Not exactly. Eli is a deeply religious character, but he isn't the sneaky Bible-beater we're used to. He doesn't try to trick you toward salvation with a barbecue that turns out to be a Christ-recruitment, and he won't be handing you a rapture pamphlet from his Jesus-fish satchel bag. He doesn't care to spread the word whatsoever. He isn't a Good Samaritan. He doesn't turn the other cheek. He decapitates his enemies, eats cats, ignores rapes and engages in the unholy terror that is "contemporary music." It all makes you feel a whole lot better about only showing up to church on Easter.

But it is this character, (and a flash-bang of an ending,) which makes "The Book of Eli" worth watching. When tremendous moments of tragedy occur, the masses turn to their assortment of gods for guidance.
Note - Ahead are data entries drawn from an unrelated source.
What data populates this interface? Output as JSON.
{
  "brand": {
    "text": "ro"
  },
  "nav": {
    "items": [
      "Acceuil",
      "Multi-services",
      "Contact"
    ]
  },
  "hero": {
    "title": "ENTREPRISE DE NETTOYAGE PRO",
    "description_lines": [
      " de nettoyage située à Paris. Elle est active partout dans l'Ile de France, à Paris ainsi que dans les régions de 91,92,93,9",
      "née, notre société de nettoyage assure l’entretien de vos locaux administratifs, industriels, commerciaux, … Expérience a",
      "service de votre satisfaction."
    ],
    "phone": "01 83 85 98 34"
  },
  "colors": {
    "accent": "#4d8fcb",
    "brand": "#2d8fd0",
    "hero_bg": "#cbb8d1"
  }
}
Washington plays the lead with his usual strength, providing an intriguing study of the battle between morality and survival. And somewhere between these two walks of life are giant man-eating biker-boars that see your mouth-hole as a tempting opportunity for love.

The supporting cast is less impressive.

Gary Oldman barks his way through the typical villain role but at least holds up his end of the power balance.

The biggest catastrophe has nothing to do with earth-shattering sun-destruction, but rather Mila Kunis's performance. With all the prowess of a drowning mannequin, Kunis appears to be modeling for a sunglasses commercial, styling and profiling through lackluster scenes.

Much like a throw pillow, placed on beds for aesthetic attention, she should be removed when activities are taking place. Among these activities, acting while standing around and looking wicked hot is still encouraged.

Just as Seth Rogen's "Observe and Report" accidentally followed in the kid-friendly footsteps of "Paul Blart: Mall Cop," this could have easily become a mega-sequel to "The Road."

The recycling of apocalyptic movie material is brutally obvious but bearable. Heed only this one bit of advice: The sheer ridiculousness of the 10-minute ending is worth the disgusting impossibility of the two hours that came before it.